A rapid and sensitive LC-MS/MS-ESI method for the determination of tolvaptan and its two main metabolites in human plasma.

A liquid chromatography-tandem mass spectrometry (LC-MS) method to quantify tolvaptan and its two main metabolites and applied to human study was first developed and validated as a measure of compliance in clinical research. Because of the structure similarity of tolvaptan and its multiple metabolites, the method was optimized to obtain a chromatographic and MS separation of the endogenous interference and isotope ions as well as high analysis throughput. Tolvaptan, its two main metabolites and the internal standard were extracted from human serum (0.1mL) using solid-phase extraction, separated on a Waters nova-pak C18 column (150×3.9mm, 5μm) using isocratic elution with a mobile phase composed of acetonitrile, water and formic acid (65:35:0.25, v/v/v). The total run-time was shortened to 3.5min.
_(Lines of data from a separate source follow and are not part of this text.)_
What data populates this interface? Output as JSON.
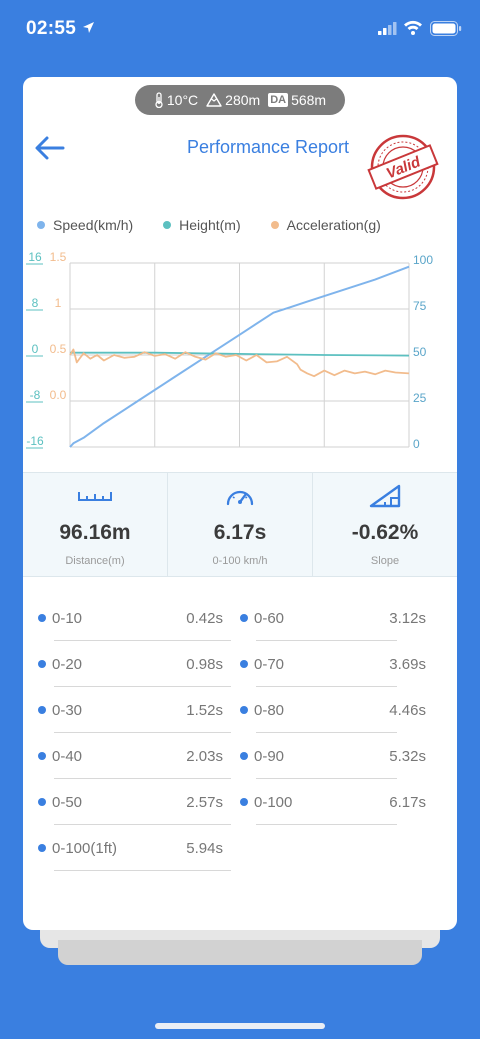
{
  "status": {
    "time": "02:55"
  },
  "env": {
    "temp": "10°C",
    "altitude": "280m",
    "da_badge": "DA",
    "da_value": "568m"
  },
  "header": {
    "title": "Performance Report",
    "stamp_text": "Valid"
  },
  "legend": {
    "speed": "Speed(km/h)",
    "height": "Height(m)",
    "acceleration": "Acceleration(g)"
  },
  "colors": {
    "speed": "#7fb4ec",
    "height": "#5cc0c0",
    "acceleration": "#f2bc8d",
    "accent": "#3a7fe0",
    "stamp": "#c9383a"
  },
  "chart_data": {
    "type": "line",
    "left_axis_height": [
      "16",
      "8",
      "0",
      "-8",
      "-16"
    ],
    "left_axis_accel": [
      "1.5",
      "1",
      "0.5",
      "0.0"
    ],
    "right_axis_speed": [
      "100",
      "75",
      "50",
      "25",
      "0"
    ],
    "speed_range": [
      0,
      100
    ],
    "height_range": [
      -16,
      16
    ],
    "accel_range": [
      -0.5,
      1.5
    ],
    "x_range": [
      0,
      100
    ],
    "series": [
      {
        "name": "Speed(km/h)",
        "axis": "right",
        "x": [
          0,
          1,
          4,
          10,
          20,
          30,
          40,
          50,
          60,
          65,
          70,
          80,
          90,
          100
        ],
        "values": [
          0,
          2,
          5,
          13,
          25,
          37,
          49,
          61,
          73,
          76,
          79,
          85,
          91,
          98
        ]
      },
      {
        "name": "Height(m)",
        "axis": "left",
        "x": [
          0,
          25,
          50,
          75,
          100
        ],
        "values": [
          0.4,
          0.4,
          0.2,
          0.0,
          -0.1
        ]
      },
      {
        "name": "Acceleration(g)",
        "axis": "left-accel",
        "x": [
          0,
          1,
          2,
          4,
          6,
          8,
          10,
          13,
          16,
          19,
          22,
          25,
          28,
          31,
          34,
          37,
          40,
          43,
          46,
          49,
          52,
          55,
          58,
          61,
          64,
          67,
          68,
          70,
          72,
          75,
          78,
          81,
          84,
          87,
          90,
          93,
          96,
          100
        ],
        "values": [
          0.5,
          0.56,
          0.42,
          0.52,
          0.46,
          0.5,
          0.44,
          0.5,
          0.47,
          0.48,
          0.53,
          0.49,
          0.51,
          0.46,
          0.53,
          0.48,
          0.45,
          0.52,
          0.48,
          0.5,
          0.44,
          0.5,
          0.42,
          0.43,
          0.48,
          0.4,
          0.34,
          0.3,
          0.27,
          0.33,
          0.28,
          0.33,
          0.3,
          0.32,
          0.29,
          0.33,
          0.31,
          0.3
        ]
      }
    ]
  },
  "metrics": [
    {
      "value": "96.16m",
      "label": "Distance(m)"
    },
    {
      "value": "6.17s",
      "label": "0-100 km/h"
    },
    {
      "value": "-0.62%",
      "label": "Slope"
    }
  ],
  "splits": [
    {
      "label": "0-10",
      "time": "0.42s"
    },
    {
      "label": "0-20",
      "time": "0.98s"
    },
    {
      "label": "0-30",
      "time": "1.52s"
    },
    {
      "label": "0-40",
      "time": "2.03s"
    },
    {
      "label": "0-50",
      "time": "2.57s"
    },
    {
      "label": "0-100(1ft)",
      "time": "5.94s"
    },
    {
      "label": "0-60",
      "time": "3.12s"
    },
    {
      "label": "0-70",
      "time": "3.69s"
    },
    {
      "label": "0-80",
      "time": "4.46s"
    },
    {
      "label": "0-90",
      "time": "5.32s"
    },
    {
      "label": "0-100",
      "time": "6.17s"
    }
  ]
}
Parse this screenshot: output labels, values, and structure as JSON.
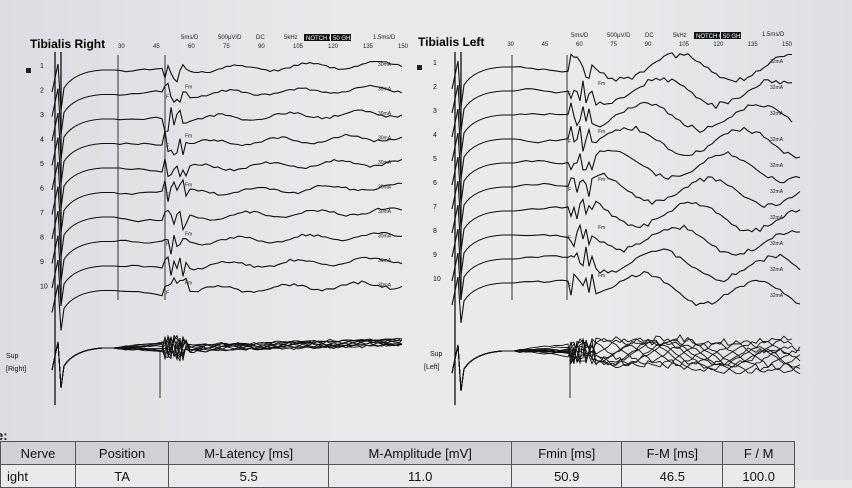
{
  "panels": [
    {
      "title": "Tibialis Right",
      "scale_top": "5ms/D",
      "scale_amp": "500µV/D",
      "filter_dc": "DC",
      "filter_hz": "5kHz",
      "notch": "NOTCH ON",
      "notch_val": "50 GHz",
      "sens": "1.5ms/D",
      "ticks": [
        "30",
        "45",
        "60",
        "75",
        "90",
        "105",
        "120",
        "135",
        "150"
      ],
      "rows": [
        "1",
        "2",
        "3",
        "4",
        "5",
        "6",
        "7",
        "8",
        "9",
        "10"
      ],
      "sup_label": [
        "Sup",
        "[Right]"
      ],
      "ma_labels": [
        "30mA",
        "30mA",
        "30mA",
        "30mA",
        "30mA",
        "30mA",
        "30mA",
        "30mA",
        "30mA",
        "30mA"
      ],
      "f_marker": "F",
      "fm_marker": "Fm"
    },
    {
      "title": "Tibialis Left",
      "scale_top": "5ms/D",
      "scale_amp": "500µV/D",
      "filter_dc": "DC",
      "filter_hz": "5kHz",
      "notch": "NOTCH ON",
      "notch_val": "50 GHz",
      "sens": "1.5ms/D",
      "ticks": [
        "15",
        "30",
        "45",
        "60",
        "75",
        "90",
        "105",
        "120",
        "135",
        "150"
      ],
      "rows": [
        "1",
        "2",
        "3",
        "4",
        "5",
        "6",
        "7",
        "8",
        "9",
        "10"
      ],
      "sup_label": [
        "Sup",
        "[Left]"
      ],
      "ma_labels": [
        "32mA",
        "32mA",
        "32mA",
        "32mA",
        "32mA",
        "32mA",
        "32mA",
        "32mA",
        "32mA",
        "32mA"
      ],
      "f_marker": "F",
      "fm_marker": "Fm"
    }
  ],
  "table": {
    "heading": "e:",
    "columns": [
      "Nerve",
      "Position",
      "M-Latency [ms]",
      "M-Amplitude [mV]",
      "Fmin [ms]",
      "F-M [ms]",
      "F / M"
    ],
    "rows": [
      [
        "ight",
        "TA",
        "5.5",
        "11.0",
        "50.9",
        "46.5",
        "100.0"
      ]
    ]
  }
}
The mass transition ranges under positive electrospray ionisation that were monitored for quantitation included m/z 449-252 for tolvaptan, m/z 479-252 for metabolite DM-4103, m/z 481-252 for metabolite DM-4107 and m/z 463-266 for the internal standard (IS). The limit of quantification in plasma for all three analytes was 1ng/mL. The method was validated over a linear range from 1 to 500ng/mL for all three analytes with acceptable inter- and intra-assay precision and accuracy. The stability of the analytes was determined to be suitable for routine laboratory practices. The method was successfully applied to samples taken from research volunteers who ingested a 15mg tolvaptan tablet.